After touring Madaba, our journey will take us to a ridge that rises in Jordan approximately 2,330ft in Jordan called “Mount Nebo.” In Numbers 20, the nation of Israel is contending with Moses and Aaron because they have no water.
It would be ignoring the context not to also see that Moses and Aaron’s sister, Miriam, has recently died and been buried. Undoubtedly grieving, in combination with the complaining of the people, clearly leaves Moses irritated with their attitudes. Thus, he carries out an order from God to take “the rod” with his brother, Aaron to speak to the rock before the eyewitness of the people, so that it would, “yield its water.”
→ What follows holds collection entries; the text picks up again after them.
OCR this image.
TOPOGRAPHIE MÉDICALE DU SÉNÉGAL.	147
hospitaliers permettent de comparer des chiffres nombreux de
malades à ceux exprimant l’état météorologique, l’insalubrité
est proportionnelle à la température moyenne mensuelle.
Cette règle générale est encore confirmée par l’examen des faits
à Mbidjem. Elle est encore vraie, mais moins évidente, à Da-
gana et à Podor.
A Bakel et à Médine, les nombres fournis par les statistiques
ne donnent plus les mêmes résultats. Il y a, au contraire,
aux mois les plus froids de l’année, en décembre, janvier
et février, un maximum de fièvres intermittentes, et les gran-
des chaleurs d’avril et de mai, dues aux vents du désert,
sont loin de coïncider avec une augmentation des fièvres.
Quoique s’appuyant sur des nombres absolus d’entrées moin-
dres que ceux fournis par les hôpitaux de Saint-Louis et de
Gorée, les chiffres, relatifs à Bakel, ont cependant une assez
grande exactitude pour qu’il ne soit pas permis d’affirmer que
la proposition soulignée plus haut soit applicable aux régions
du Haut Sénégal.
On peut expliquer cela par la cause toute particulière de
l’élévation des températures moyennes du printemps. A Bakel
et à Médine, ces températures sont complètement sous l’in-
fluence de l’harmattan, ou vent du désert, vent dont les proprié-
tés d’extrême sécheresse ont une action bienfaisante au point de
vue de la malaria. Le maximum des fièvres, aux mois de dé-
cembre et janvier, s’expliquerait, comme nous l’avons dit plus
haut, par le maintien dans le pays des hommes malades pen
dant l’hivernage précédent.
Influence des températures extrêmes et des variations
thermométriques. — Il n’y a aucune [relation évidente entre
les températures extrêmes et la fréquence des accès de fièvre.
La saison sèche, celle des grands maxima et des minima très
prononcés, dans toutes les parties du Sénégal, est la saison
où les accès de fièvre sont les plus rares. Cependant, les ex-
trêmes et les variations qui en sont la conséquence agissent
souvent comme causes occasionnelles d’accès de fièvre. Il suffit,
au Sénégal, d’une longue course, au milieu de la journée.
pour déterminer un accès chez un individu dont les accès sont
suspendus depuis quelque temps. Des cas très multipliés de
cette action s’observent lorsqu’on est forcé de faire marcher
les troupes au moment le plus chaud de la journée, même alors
However, standing before the rock and the people, Moses makes 3 critical errors. Instead of speaking to the rock, he, 1) let’s his anger take control of him and chastises the people; 2) takes partial credit (glory) for what is about to happen (“shall we bring forth water”); 3) and he struck the rock, not once, but twice to bring forth the water. This act cost Moses his entrance into the Promised Land.
The contemporary location of Mt Nebo is with the headland called Râs es-Siâghah, which is 6 miles northwest of Madaba in East Jordan. There are several springs at the foot of the northern slope that supply water to farming regions to the west and to the town of Madaba in the southeast. The springs are referred to as ‘Ąyun Mûsā, which means “the springs of Moses.” There is also a wadi to the west and a ruin on the north and the south (see, “This is Petra”) that holds his name as well.
The Byzantium monastery subsequently settled into the area and built a basilica that hosted a Presbytery, baptistery, chapel, and diakonikon baptistery (a central place where the priests could wash themselves and holy articles, as well as a storage area for pertinent books and other objects precious to them). The ruins are in exceptional state with regard to the Islamic invasions of the 7thc AD.
Archaeological excavations have borne out that the name of Nebo has been faithfully kept to the mountain and region prior to the 4thc AD. Eusebius’ Onomasticon (see, “This is Madaba”) demonstrates that the mountain was already known by the name long prior to the Byzantium inhabitation.